PATI, 14 Juli 2026 – Rencana pembangunan Program Pengelolaan dan Pengembangan Gabungan Irigasi (P3AI) tahun anggaran 2026 di Desa Tambakromo, Kecamatan Tambakromo, hingga saat ini belum menunjukkan tanda-tanda pelaksanaan. Padahal dana alokasi untuk kegiatan tersebut dikabarkan sudah dicairkan sejak beberapa hari lalu.
Berdasarkan pantauan awak media di lokasi proyek pada Selasa (14/7), tidak ditemukan satupun material bangunan maupun aktivitas pekerja di kedua titik lokasi yang menjadi sasaran program. Lokasi yang seharusnya sudah mulai digarap masih terlihat kosong seperti sedia kala.
Daftar penerima manfaat P3AI Desa Tambakromo tahun ini mencatat dua kelompok tani yang ditetapkan sebagai pelaksana, yaitu Kelompok Tani Banyu Lancar Tani Langgeng dan Kelompok Tani Bendung Tirta Lestari Tambakromo. Namun hingga kini, kedua kelompok tersebut belum memulai pekerjaan sama sekali, padahal dana bantuan untuk proyek tersebut sudah masuk ke rekening kelompok.
Keterlambatan ini memunculkan pertanyaan besar di kalangan masyarakat dan awak media terkait tanggung jawab kelompok tani selaku pelaksana. Mengapa dana sudah cair namun persiapan dan pelaksanaan belum dilakukan? Ke mana alokasi dana tersebut digunakan sementara waktu?
Pelaksanaan P3AI di Desa Tambakromo dipercayakan sepenuhnya kepada dua kelompok tani yang telah lolos verifikasi sebagai penerima bantuan. Program ini sendiri bertujuan untuk memperbaiki dan meningkatkan fungsi saluran irigasi guna mendukung produktivitas pertanian warga setempat.
Pencairan dana dilaporkan terjadi pada awal Juli 2026. Sedangkan pantauan langsung dilakukan di dua lokasi kerja masing-masing kelompok tani di wilayah Desa Tambakromo, Kecamatan Tambakromo.
Hingga berita ini diturunkan, belum ada penjelasan resmi dari pengurus kedua kelompok tani maupun pihak terkait mengenai penyebab tertundanya pelaksanaan.
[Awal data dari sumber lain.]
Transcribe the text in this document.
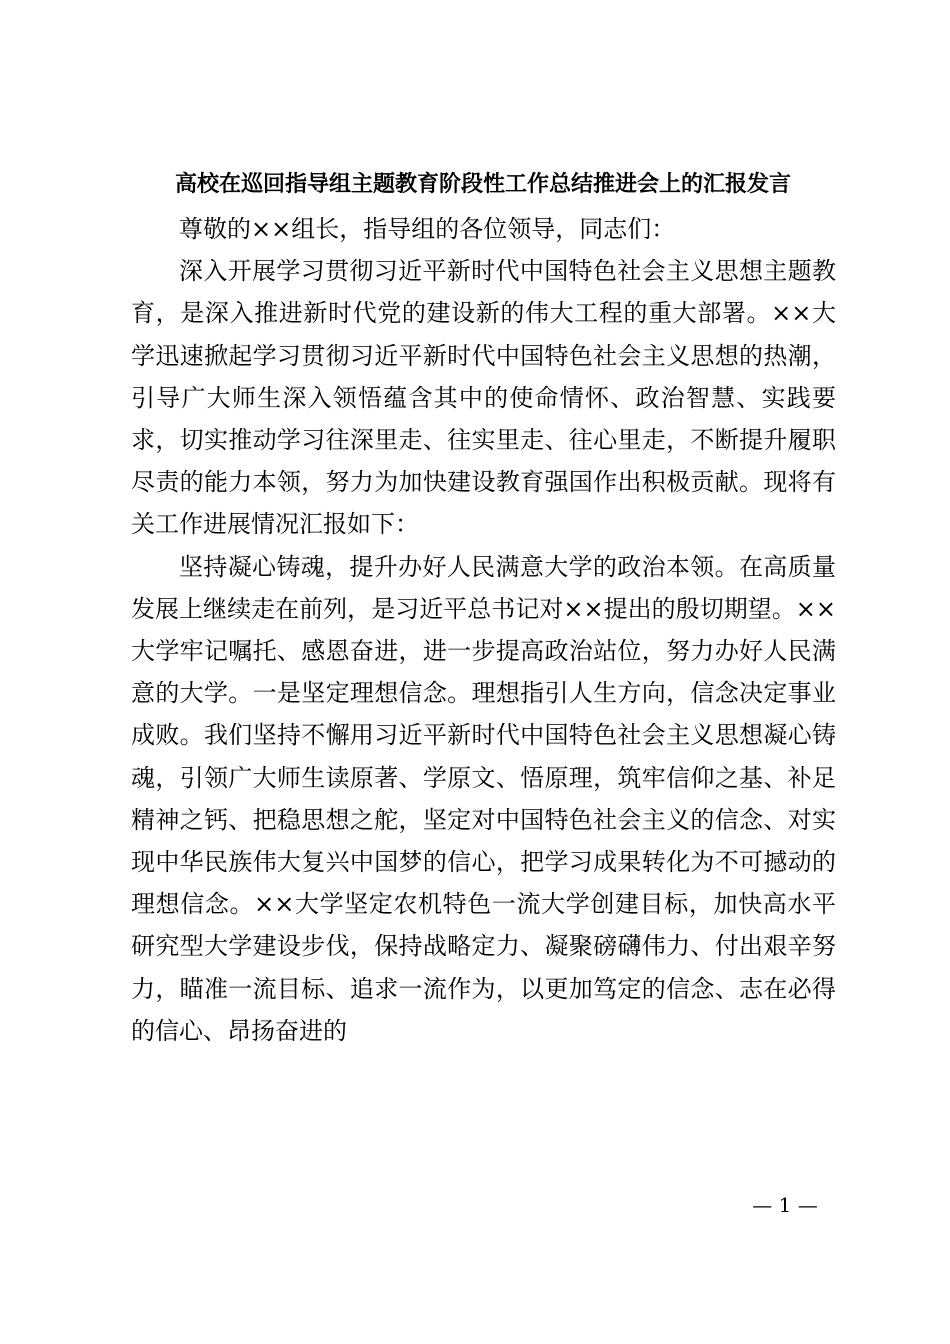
高校在巡回指导组主题教育阶段性工作总结推进会上的汇报发言

尊敬的××组长，指导组的各位领导，同志们：

深入开展学习贯彻习近平新时代中国特色社会主义思想主题教育，是深入推进新时代党的建设新的伟大工程的重大部署。××大学迅速掀起学习贯彻习近平新时代中国特色社会主义思想的热潮，引导广大师生深入领悟蕴含其中的使命情怀、政治智慧、实践要求，切实推动学习往深里走、往实里走、往心里走，不断提升履职尽责的能力本领，努力为加快建设教育强国作出积极贡献。现将有关工作进展情况汇报如下：

坚持凝心铸魂，提升办好人民满意大学的政治本领。在高质量发展上继续走在前列，是习近平总书记对××提出的殷切期望。××大学牢记嘱托、感恩奋进，进一步提高政治站位，努力办好人民满意的大学。一是坚定理想信念。理想指引人生方向，信念决定事业成败。我们坚持不懈用习近平新时代中国特色社会主义思想凝心铸魂，引领广大师生读原著、学原文、悟原理，筑牢信仰之基、补足精神之钙、把稳思想之舵，坚定对中国特色社会主义的信念、对实现中华民族伟大复兴中国梦的信心，把学习成果转化为不可撼动的理想信念。××大学坚定农机特色一流大学创建目标，加快高水平研究型大学建设步伐，保持战略定力、凝聚磅礴伟力、付出艰辛努力，瞄准一流目标、追求一流作为，以更加笃定的信念、志在必得的信心、昂扬奋进的

— 1 —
Masyarakat berharap agar dana bantuan yang merupakan uang negara tersebut digunakan sesuai peruntukan dan pembangunan segera dilaksanakan agar tidak menghambat jadwal tanam petani.
Awak media akan terus memantau perkembangan dan berupaya meminta tanggapan langsung dari pengurus kelompok tani serta instansi pembina terkait.